Akka Pakka is a 2013 Kannada comedy film directed by UK Das. The film was produced by Lalitha Deep Arts. The film is loosely based on the 1989 American film See No Evil, Hear No Evil which was also the inspiration for Hindi movies Hum Hain Kamaal Ke and Pyare Mohan, Marathi movie Eka Peksha Ek, Tamil movie Andipatti Arasampatti and Kannada movie Baduku Jataka Bandi.

== Cast ==

- Ravishankar Gowda as Harikrishna alias Hakka
- Tabla Nani as Bhuvan alias Bukka
- Radhika Gandhi as Pooja
- Jayasheela
- Lata
- Honnavalli Krishna
- Santhosh Bandari as Kamath
- Aravind

== Soundtrack ==

Track listing
| No. | Title | Singer(s) | Length |
|---|---|---|---|
| 1. | "Hakka Buakka" | Ram, Ajaneesh |  |
| 2. | "Kuniside Kuniside" | Shamitha Malnad |  |

== Reception ==
=== Critical response ===
A critic from The Times of India scored the film at 2 out of 5 stars and says "With a poor script and weak narration, the director fails to impress in any part of the movie.
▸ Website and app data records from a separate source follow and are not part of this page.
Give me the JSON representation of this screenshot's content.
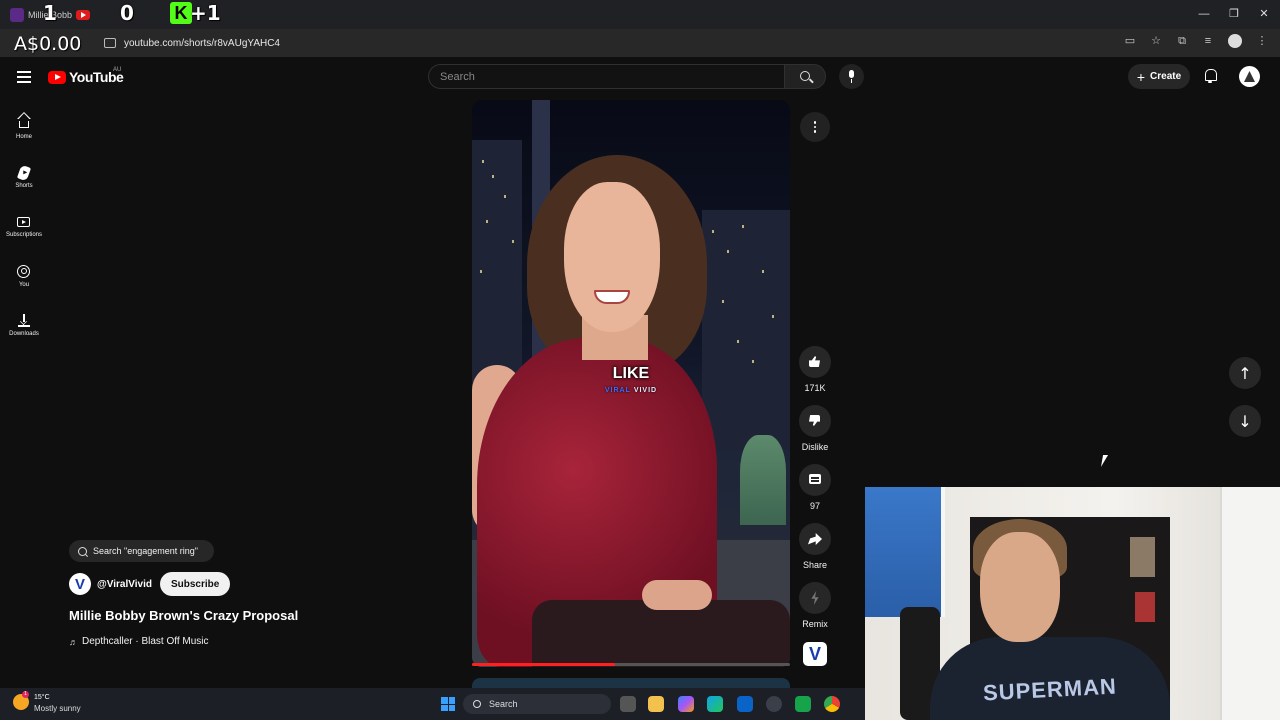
{
  "browser": {
    "tab_title": "Millie Bobb",
    "overlay_left": "1",
    "overlay_mid": "0",
    "overlay_right": "+1",
    "overlay_k": "K",
    "money": "A$0.00",
    "url": "youtube.com/shorts/r8vAUgYAHC4"
  },
  "header": {
    "logo_text": "YouTube",
    "region": "AU",
    "search_placeholder": "Search",
    "create_label": "Create"
  },
  "sidebar": {
    "items": [
      {
        "label": "Home",
        "icon": "home-icon"
      },
      {
        "label": "Shorts",
        "icon": "shorts-icon"
      },
      {
        "label": "Subscriptions",
        "icon": "subscriptions-icon"
      },
      {
        "label": "You",
        "icon": "you-icon"
      },
      {
        "label": "Downloads",
        "icon": "download-icon"
      }
    ]
  },
  "video": {
    "caption": "LIKE",
    "caption_brand_a": "VIRAL",
    "caption_brand_b": " VIVID",
    "progress_fraction": 0.45
  },
  "actions": {
    "like_count": "171K",
    "dislike_label": "Dislike",
    "comment_count": "97",
    "share_label": "Share",
    "remix_label": "Remix"
  },
  "meta": {
    "search_chip": "Search \"engagement ring\"",
    "channel_handle": "@ViralVivid",
    "channel_initial": "V",
    "subscribe_label": "Subscribe",
    "title": "Millie Bobby Brown's Crazy Proposal",
    "music": "Depthcaller · Blast Off Music"
  },
  "webcam": {
    "shirt_text": "SUPERMAN"
  },
  "taskbar": {
    "temperature": "15°C",
    "weather": "Mostly sunny",
    "weather_badge": "1",
    "search_label": "Search"
  },
  "colors": {
    "accent_red": "#ff0000",
    "background": "#0f0f0f",
    "button_bg": "#272727"
  }
}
While Ravishankaragowda and Tabla Nani give a comic relief, Jayasheela steals the show with her excellent performance. It’s better if very little is discussed about the movie". A critic from Bangalore Mirror wrote  "The role of the speech impaired person he did in Snehitaru, though as one among the five leading men is better career-wise than playing the hearing impaired role in films like Akka Pakka. A smaller role in an A grade film is always better than playing the lead in a B grader".